Not the only Wuthering Heights in town, of course. In Oslo (and later touring Norway), the Riks Theater will present a new adaptation: Stormfulle Høyder by Rebekka Nilsson and Florian Hellwig (January).

Jane Eyre
will also be on the billboards in different adaptations: In Philadelphia, a Jane Eyre (May) adapted by  Jessica Bedford, Kathryn MacMillan, Charlotte Northeast and Meghan Winch "features a large ensemble and utilizes a chorus of "Janes" to theatricalize the heroine's rich inner life".  In Aarhus (Denmark),  Jane Eyre (April-June) features a "violent portrait of a woman who struggles to hold on to herself and her choices." in a new adaptation by local talented director Sigrid Johannesen. In Hertfordshire, Lou Wallace adapts in Being Jane Eyre (June), "probably the shortest version of this epic story!" A musical adaptation will open in Anderson, IN: J. Eyre (April) by Paige Scott, "charts the life story of the literary heroine and her pursuit to find herself after a childhood trauma".
The Gordon & Caird's musical will also be produced in Prescott, AZ (April) and Nordhausen, Germany (February). Polly Teale's adaptation will be performed in Blackburn (May). Still morePolly Teale, her Brontë play will also be on the stages of Hertford (January), Tucson, AZ (February) or Brighton (May).
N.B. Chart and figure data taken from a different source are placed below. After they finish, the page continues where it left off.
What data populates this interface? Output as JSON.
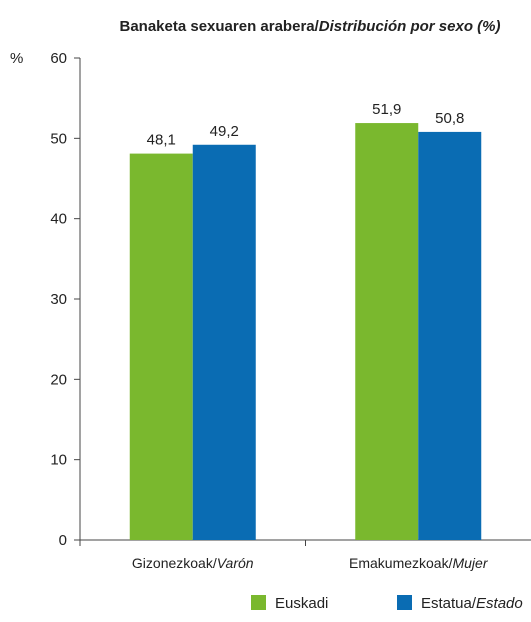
{
  "chart_data": {
    "type": "bar",
    "title_plain": "Banaketa sexuaren arabera/",
    "title_italic": "Distribución por sexo (%)",
    "ylabel": "%",
    "ylim": [
      0,
      60
    ],
    "yticks": [
      0,
      10,
      20,
      30,
      40,
      50,
      60
    ],
    "grid": false,
    "legend_position": "bottom",
    "categories": [
      {
        "plain": "Gizonezkoak/",
        "italic": "Varón"
      },
      {
        "plain": "Emakumezkoak/",
        "italic": "Mujer"
      }
    ],
    "series": [
      {
        "name_plain": "Euskadi",
        "name_italic": "",
        "color": "#7ab82e",
        "values": [
          48.1,
          51.9
        ],
        "labels": [
          "48,1",
          "51,9"
        ]
      },
      {
        "name_plain": "Estatua/",
        "name_italic": "Estado",
        "color": "#0a6cb3",
        "values": [
          49.2,
          50.8
        ],
        "labels": [
          "49,2",
          "50,8"
        ]
      }
    ]
  }
}
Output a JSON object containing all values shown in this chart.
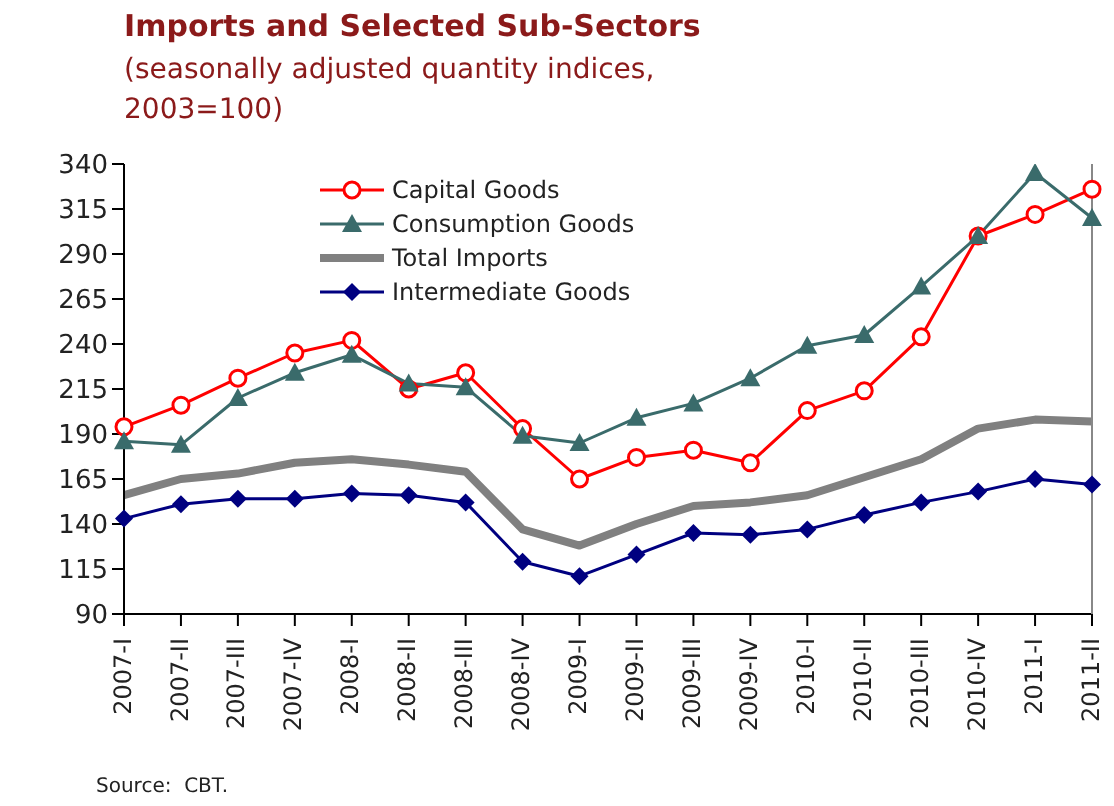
{
  "chart_data": {
    "type": "line",
    "title": "Imports and Selected Sub-Sectors",
    "subtitle": "(seasonally adjusted quantity indices, 2003=100)",
    "categories": [
      "2007-I",
      "2007-II",
      "2007-III",
      "2007-IV",
      "2008-I",
      "2008-II",
      "2008-III",
      "2008-IV",
      "2009-I",
      "2009-II",
      "2009-III",
      "2009-IV",
      "2010-I",
      "2010-II",
      "2010-III",
      "2010-IV",
      "2011-I",
      "2011-II"
    ],
    "series": [
      {
        "name": "Capital Goods",
        "color": "#ff0000",
        "marker": "circle",
        "values": [
          194,
          206,
          221,
          235,
          242,
          215,
          224,
          193,
          165,
          177,
          181,
          174,
          203,
          214,
          244,
          300,
          312,
          326
        ]
      },
      {
        "name": "Consumption Goods",
        "color": "#3a6b6b",
        "marker": "triangle",
        "values": [
          186,
          184,
          210,
          224,
          234,
          218,
          216,
          189,
          185,
          199,
          207,
          221,
          239,
          245,
          272,
          300,
          335,
          310
        ]
      },
      {
        "name": "Total Imports",
        "color": "#808080",
        "marker": "none",
        "values": [
          156,
          165,
          168,
          174,
          176,
          173,
          169,
          137,
          128,
          140,
          150,
          152,
          156,
          166,
          176,
          193,
          198,
          197
        ]
      },
      {
        "name": "Intermediate Goods",
        "color": "#000080",
        "marker": "diamond",
        "values": [
          143,
          151,
          154,
          154,
          157,
          156,
          152,
          119,
          111,
          123,
          135,
          134,
          137,
          145,
          152,
          158,
          165,
          162
        ]
      }
    ],
    "ylim": [
      90,
      340
    ],
    "yticks": [
      90,
      115,
      140,
      165,
      190,
      215,
      240,
      265,
      290,
      315,
      340
    ],
    "legend": "top left",
    "annotations": [
      "Source:  CBT."
    ]
  }
}
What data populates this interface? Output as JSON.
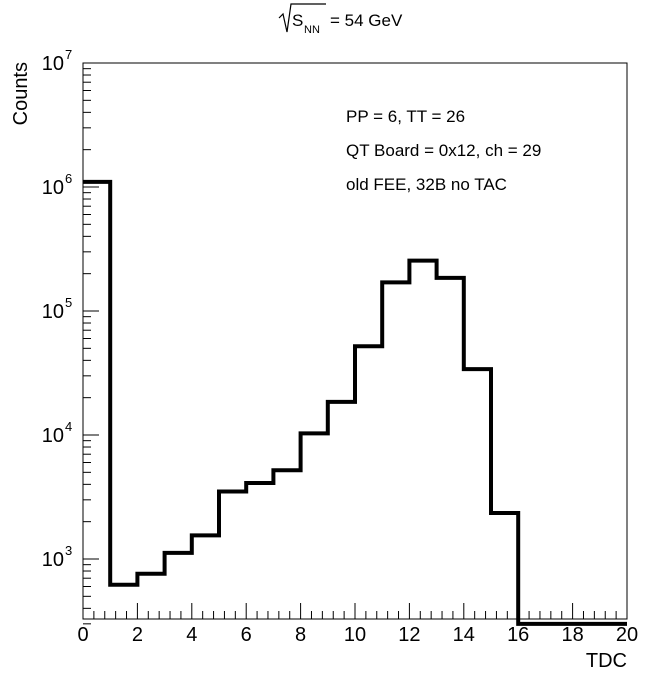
{
  "chart_data": {
    "type": "histogram",
    "title": {
      "symbol_radicand": "S",
      "symbol_subscript": "NN",
      "suffix": "= 54 GeV"
    },
    "xlabel": "TDC",
    "ylabel": "Counts",
    "xlim": [
      0,
      20
    ],
    "ylim": [
      300,
      10000000
    ],
    "y_scale": "log",
    "grid": false,
    "legend": "none",
    "x_ticks": [
      "0",
      "2",
      "4",
      "6",
      "8",
      "10",
      "12",
      "14",
      "16",
      "18",
      "20"
    ],
    "y_ticks": [
      {
        "base": "10",
        "exp": "3"
      },
      {
        "base": "10",
        "exp": "4"
      },
      {
        "base": "10",
        "exp": "5"
      },
      {
        "base": "10",
        "exp": "6"
      },
      {
        "base": "10",
        "exp": "7"
      }
    ],
    "annotations": [
      "PP = 6, TT = 26",
      "QT Board = 0x12, ch = 29",
      "old FEE, 32B no TAC"
    ],
    "bin_edges": [
      0,
      1,
      2,
      3,
      4,
      5,
      6,
      7,
      8,
      9,
      10,
      11,
      12,
      13,
      14,
      15,
      16,
      17,
      18,
      19,
      20
    ],
    "bin_values": [
      1100000,
      620,
      760,
      1120,
      1550,
      3500,
      4100,
      5200,
      10300,
      18500,
      52000,
      170000,
      255000,
      185000,
      34000,
      2350,
      300,
      300,
      300,
      300
    ],
    "line_color": "#000000"
  }
}
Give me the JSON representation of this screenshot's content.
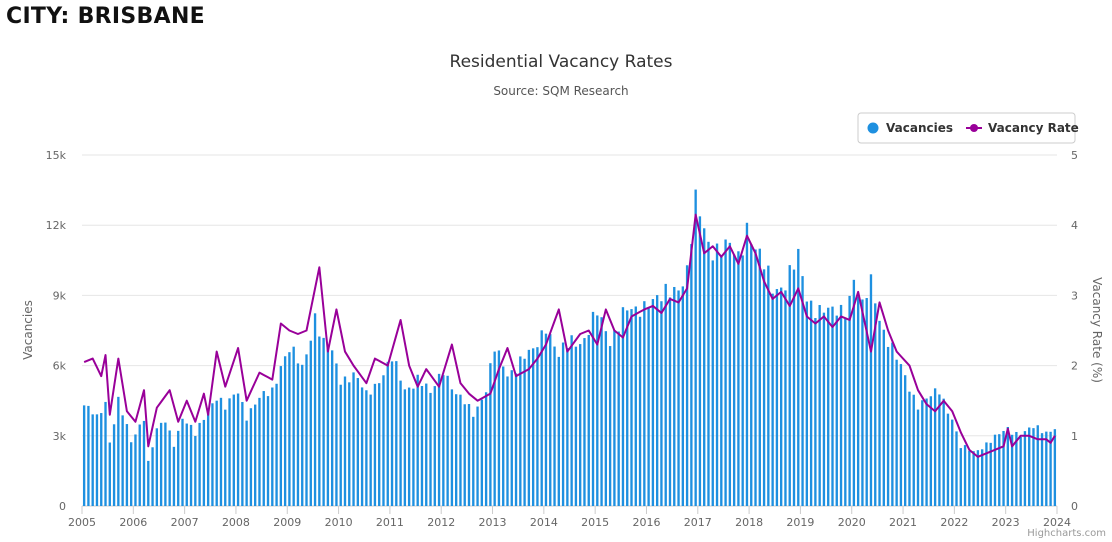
{
  "page": {
    "city_title": "CITY: BRISBANE",
    "credit": "Highcharts.com"
  },
  "colors": {
    "bar": "#1e90e0",
    "line": "#990099",
    "grid": "#e6e6e6",
    "axis_text": "#666666"
  },
  "chart_data": {
    "type": "bar+line",
    "title": "Residential Vacancy Rates",
    "subtitle": "Source: SQM Research",
    "ylabel": "Vacancies",
    "y2label": "Vacancy Rate (%)",
    "ylim": [
      0,
      15000
    ],
    "y2lim": [
      0,
      5
    ],
    "yticks": [
      0,
      3000,
      6000,
      9000,
      12000,
      15000
    ],
    "ytick_labels": [
      "0",
      "3k",
      "6k",
      "9k",
      "12k",
      "15k"
    ],
    "y2ticks": [
      0,
      1,
      2,
      3,
      4,
      5
    ],
    "xlim": [
      "2005-01",
      "2024-01"
    ],
    "xtick_labels": [
      "2005",
      "2006",
      "2007",
      "2008",
      "2009",
      "2010",
      "2011",
      "2012",
      "2013",
      "2014",
      "2015",
      "2016",
      "2017",
      "2018",
      "2019",
      "2020",
      "2021",
      "2022",
      "2023",
      "2024"
    ],
    "legend": {
      "placement": "top-right",
      "items": [
        "Vacancies",
        "Vacancy Rate"
      ]
    },
    "grid": true,
    "frequency": "monthly",
    "start": "2005-01",
    "anchors": {
      "vacancies": [
        [
          "2005-01",
          4300
        ],
        [
          "2005-04",
          3700
        ],
        [
          "2005-06",
          4500
        ],
        [
          "2005-07",
          2800
        ],
        [
          "2005-09",
          4500
        ],
        [
          "2005-12",
          2700
        ],
        [
          "2006-03",
          3900
        ],
        [
          "2006-04",
          1900
        ],
        [
          "2006-06",
          3200
        ],
        [
          "2006-08",
          3600
        ],
        [
          "2006-10",
          2700
        ],
        [
          "2006-12",
          3800
        ],
        [
          "2007-03",
          3000
        ],
        [
          "2007-06",
          4200
        ],
        [
          "2007-08",
          4700
        ],
        [
          "2007-10",
          4100
        ],
        [
          "2008-01",
          5000
        ],
        [
          "2008-03",
          3900
        ],
        [
          "2008-06",
          4500
        ],
        [
          "2008-09",
          5000
        ],
        [
          "2008-11",
          6100
        ],
        [
          "2009-01",
          6600
        ],
        [
          "2009-04",
          5900
        ],
        [
          "2009-07",
          8200
        ],
        [
          "2009-09",
          6800
        ],
        [
          "2009-11",
          6500
        ],
        [
          "2010-01",
          5500
        ],
        [
          "2010-04",
          5600
        ],
        [
          "2010-07",
          4700
        ],
        [
          "2010-10",
          5500
        ],
        [
          "2011-01",
          6200
        ],
        [
          "2011-04",
          5000
        ],
        [
          "2011-07",
          5500
        ],
        [
          "2011-10",
          4700
        ],
        [
          "2012-01",
          6000
        ],
        [
          "2012-04",
          4700
        ],
        [
          "2012-08",
          4000
        ],
        [
          "2012-11",
          5000
        ],
        [
          "2013-01",
          6600
        ],
        [
          "2013-04",
          5700
        ],
        [
          "2013-07",
          6200
        ],
        [
          "2013-10",
          6500
        ],
        [
          "2014-01",
          7900
        ],
        [
          "2014-04",
          6300
        ],
        [
          "2014-07",
          7100
        ],
        [
          "2014-10",
          7200
        ],
        [
          "2015-01",
          8100
        ],
        [
          "2015-04",
          7200
        ],
        [
          "2015-07",
          8200
        ],
        [
          "2015-10",
          8200
        ],
        [
          "2016-01",
          9000
        ],
        [
          "2016-04",
          8700
        ],
        [
          "2016-07",
          9300
        ],
        [
          "2016-10",
          10100
        ],
        [
          "2016-12",
          12700
        ],
        [
          "2017-03",
          11300
        ],
        [
          "2017-07",
          11000
        ],
        [
          "2017-10",
          10500
        ],
        [
          "2017-12",
          12200
        ],
        [
          "2018-03",
          10500
        ],
        [
          "2018-06",
          9300
        ],
        [
          "2018-09",
          9700
        ],
        [
          "2018-12",
          10400
        ],
        [
          "2019-02",
          8900
        ],
        [
          "2019-05",
          8500
        ],
        [
          "2019-08",
          8100
        ],
        [
          "2019-11",
          8500
        ],
        [
          "2020-01",
          9800
        ],
        [
          "2020-03",
          8300
        ],
        [
          "2020-05",
          9500
        ],
        [
          "2020-08",
          7600
        ],
        [
          "2020-11",
          6200
        ],
        [
          "2021-02",
          5100
        ],
        [
          "2021-04",
          4400
        ],
        [
          "2021-07",
          4600
        ],
        [
          "2021-09",
          4900
        ],
        [
          "2021-12",
          3800
        ],
        [
          "2022-02",
          2500
        ],
        [
          "2022-05",
          2300
        ],
        [
          "2022-08",
          2700
        ],
        [
          "2022-11",
          3000
        ],
        [
          "2023-01",
          3300
        ],
        [
          "2023-04",
          3100
        ],
        [
          "2023-07",
          3300
        ],
        [
          "2023-10",
          3200
        ],
        [
          "2023-12",
          3400
        ]
      ],
      "vacancy_rate": [
        [
          "2005-01",
          2.05
        ],
        [
          "2005-03",
          2.1
        ],
        [
          "2005-05",
          1.85
        ],
        [
          "2005-06",
          2.15
        ],
        [
          "2005-07",
          1.3
        ],
        [
          "2005-09",
          2.1
        ],
        [
          "2005-11",
          1.35
        ],
        [
          "2006-01",
          1.2
        ],
        [
          "2006-03",
          1.65
        ],
        [
          "2006-04",
          0.85
        ],
        [
          "2006-06",
          1.4
        ],
        [
          "2006-09",
          1.65
        ],
        [
          "2006-11",
          1.2
        ],
        [
          "2007-01",
          1.5
        ],
        [
          "2007-03",
          1.2
        ],
        [
          "2007-05",
          1.6
        ],
        [
          "2007-06",
          1.3
        ],
        [
          "2007-08",
          2.2
        ],
        [
          "2007-10",
          1.7
        ],
        [
          "2008-01",
          2.25
        ],
        [
          "2008-03",
          1.5
        ],
        [
          "2008-06",
          1.9
        ],
        [
          "2008-09",
          1.8
        ],
        [
          "2008-11",
          2.6
        ],
        [
          "2009-01",
          2.5
        ],
        [
          "2009-03",
          2.45
        ],
        [
          "2009-05",
          2.5
        ],
        [
          "2009-08",
          3.4
        ],
        [
          "2009-10",
          2.2
        ],
        [
          "2009-12",
          2.8
        ],
        [
          "2010-02",
          2.2
        ],
        [
          "2010-04",
          2.0
        ],
        [
          "2010-07",
          1.75
        ],
        [
          "2010-09",
          2.1
        ],
        [
          "2010-12",
          2.0
        ],
        [
          "2011-03",
          2.65
        ],
        [
          "2011-05",
          2.0
        ],
        [
          "2011-07",
          1.7
        ],
        [
          "2011-09",
          1.95
        ],
        [
          "2011-12",
          1.7
        ],
        [
          "2012-03",
          2.3
        ],
        [
          "2012-05",
          1.75
        ],
        [
          "2012-07",
          1.6
        ],
        [
          "2012-09",
          1.5
        ],
        [
          "2012-12",
          1.6
        ],
        [
          "2013-02",
          1.95
        ],
        [
          "2013-04",
          2.25
        ],
        [
          "2013-06",
          1.85
        ],
        [
          "2013-09",
          1.95
        ],
        [
          "2013-11",
          2.1
        ],
        [
          "2014-01",
          2.3
        ],
        [
          "2014-04",
          2.8
        ],
        [
          "2014-06",
          2.2
        ],
        [
          "2014-09",
          2.45
        ],
        [
          "2014-11",
          2.5
        ],
        [
          "2015-01",
          2.3
        ],
        [
          "2015-03",
          2.8
        ],
        [
          "2015-05",
          2.5
        ],
        [
          "2015-07",
          2.4
        ],
        [
          "2015-09",
          2.7
        ],
        [
          "2015-12",
          2.8
        ],
        [
          "2016-02",
          2.85
        ],
        [
          "2016-04",
          2.75
        ],
        [
          "2016-06",
          2.95
        ],
        [
          "2016-08",
          2.9
        ],
        [
          "2016-10",
          3.1
        ],
        [
          "2016-12",
          4.15
        ],
        [
          "2017-02",
          3.6
        ],
        [
          "2017-04",
          3.7
        ],
        [
          "2017-06",
          3.55
        ],
        [
          "2017-08",
          3.7
        ],
        [
          "2017-10",
          3.45
        ],
        [
          "2017-12",
          3.85
        ],
        [
          "2018-02",
          3.6
        ],
        [
          "2018-04",
          3.2
        ],
        [
          "2018-06",
          2.95
        ],
        [
          "2018-08",
          3.05
        ],
        [
          "2018-10",
          2.85
        ],
        [
          "2018-12",
          3.1
        ],
        [
          "2019-02",
          2.7
        ],
        [
          "2019-04",
          2.6
        ],
        [
          "2019-06",
          2.7
        ],
        [
          "2019-08",
          2.55
        ],
        [
          "2019-10",
          2.7
        ],
        [
          "2019-12",
          2.65
        ],
        [
          "2020-02",
          3.05
        ],
        [
          "2020-05",
          2.2
        ],
        [
          "2020-07",
          2.9
        ],
        [
          "2020-09",
          2.5
        ],
        [
          "2020-11",
          2.2
        ],
        [
          "2021-02",
          2.0
        ],
        [
          "2021-04",
          1.65
        ],
        [
          "2021-06",
          1.45
        ],
        [
          "2021-08",
          1.35
        ],
        [
          "2021-10",
          1.5
        ],
        [
          "2021-12",
          1.35
        ],
        [
          "2022-02",
          1.05
        ],
        [
          "2022-04",
          0.8
        ],
        [
          "2022-06",
          0.7
        ],
        [
          "2022-08",
          0.75
        ],
        [
          "2022-10",
          0.8
        ],
        [
          "2022-12",
          0.85
        ],
        [
          "2023-01",
          1.1
        ],
        [
          "2023-02",
          0.85
        ],
        [
          "2023-04",
          1.0
        ],
        [
          "2023-06",
          1.0
        ],
        [
          "2023-08",
          0.95
        ],
        [
          "2023-10",
          0.95
        ],
        [
          "2023-11",
          0.9
        ],
        [
          "2023-12",
          1.0
        ]
      ]
    }
  }
}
But probably the most exciting of the new plays is the world premiere of Villette (February-April), adapted by Sara Gmitter and produced by the Lookingglass Theater in Chicago:
You’ve never met a heroine like Lucy Snow. Suddenly bereft of family, friends, and funds, young Lucy journeys unaccompanied to France an unfamiliar land as a vain debutante, quarrelsome teacher, and mysterious ghost draw her into a complicated maze. Will tenacious Lucy, and her wry wit, emerge intact?
At the Brontë Parsonage Museum, the 2023 exhibition will be The Brontës and the Wild (February-December):
Highlights of this fascinating new exhibition include the Brontë family copy of Thomas Bewick’s A History of British Birds, poetry manuscripts by Emily and Charlotte, early printed works by Patrick Brontë, copies from Bewick by Emily and Charlotte, plus two wood blocks on loan from the Wordsworth Trust.
Our displays will also include items from the 2022 film Emily including a signed copy of the screenplay.
The Brontë Society Conference this year will take place in Leeds: How Beautiful the Earth is Still and 
draw on the theme of the natural world, providing opportunities to engage with issues and ideas around climate change and environmental sustainability.

That is what we know. And, paraphrasing Donald Rumsfeld, there is plenty of things that we know we don't know. Even some that we don't know we don't know. But known or unknown, there will be plenty of them for 2023 being considered a very Brontë year.